724.3415/2683 3/11
Memorandum by the Chairman of the Commission of Neutrals (White)
The Irish Minister called and left me the attached copy of a cable which he has received from de Valera, President of the Council of the League. There is a break in the code and he will send me a revised copy when it is worked out.
I thanked the Minister for the message and told him that I could see nothing in the Paraguayan reply to the League that indicated that Paraguay was ready to accept the sending of a military commission immediately to the Chaco nor did the Bolivian answer specifically accept in principle more than the sending at the proper moment of a commission on bases which were a modification of the neutral proposal. I told the Minister that I had explained the situation about this commission to the American Minister in Berne in a long cable of November 1741 and that I had therefore been surprised [Page 255] at the telegram we had received from the League on the twenty-fifth.42
I explained to the Minister at great length the futility of sending a military commission now and impressed upon him the necessity of dealing with the matter with great patience and circumspection. I said that if we rushed in before the situation was prepared we would get into a lot of trouble and not advance the negotiations. I told the Minister that the Neutrals appreciate the cooperation which the League Council is giving us and that we, in our turn, are desirous of cooperating with the League. I said that we can not give them the details of the negotiations now because any cable we send to the League is published and publication of the negotiations would wreck them but that as soon as the matter develops so that we have real progress to announce we will do so or, if the situation develops so that some other action is called for, we will consult with the League in an effort to get their backing for what we propose. I said I hoped that the situation would develop within the next week or ten days so that we could pursue one or the other of the courses mentioned above; that within the next fortnight we certainly should be in a position to do so.
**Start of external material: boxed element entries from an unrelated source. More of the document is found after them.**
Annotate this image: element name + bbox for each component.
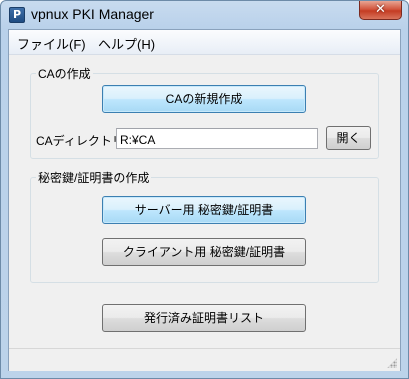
menu-bar: ファイル(F) ヘルプ(H) [9,30,400,55]
window-title: vpnux PKI Manager [31,6,154,22]
key-cert-group [30,177,379,283]
status-bar [9,348,400,371]
client-key-cert-button[interactable]: クライアント用 秘密鍵/証明書 [102,238,306,266]
open-directory-button[interactable]: 開く [326,126,371,150]
app-icon: P [9,7,25,23]
menu-help[interactable]: ヘルプ(H) [98,34,155,53]
client-area: ファイル(F) ヘルプ(H) CAの作成 CAの新規作成 CAディレクトリ： R… [8,29,401,371]
new-ca-button[interactable]: CAの新規作成 [102,85,306,113]
menu-file[interactable]: ファイル(F) [17,34,86,53]
key-group-title: 秘密鍵/証明書の作成 [36,169,152,186]
close-icon: ✕ [375,2,386,17]
resize-grip-icon[interactable] [387,358,397,368]
ca-directory-field[interactable]: R:¥CA [116,128,318,149]
title-bar[interactable]: P vpnux PKI Manager ✕ [1,1,408,29]
close-button[interactable]: ✕ [359,1,402,20]
ca-group-title: CAの作成 [36,65,93,82]
app-window: P vpnux PKI Manager ✕ ファイル(F) ヘルプ(H) CAの… [0,0,409,379]
server-key-cert-button[interactable]: サーバー用 秘密鍵/証明書 [102,196,306,224]
issued-cert-list-button[interactable]: 発行済み証明書リスト [102,304,306,332]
The Minister thanked me and said he agreed fully with everything I had said. He said he saw nothing in the telegrams that indicated Bolivia’s or Paraguay’s acceptance of the immediate despatching of a neutral commission; that he agreed with the necessity of proceeding patiently and carefully, and that he would at once send a private message to de Valera in this sense and endeavor to have him go easy and lay off for awhile. He expressed as his personal opinion that the Spanish representative, de Madariaga, was the one who was pushing for action.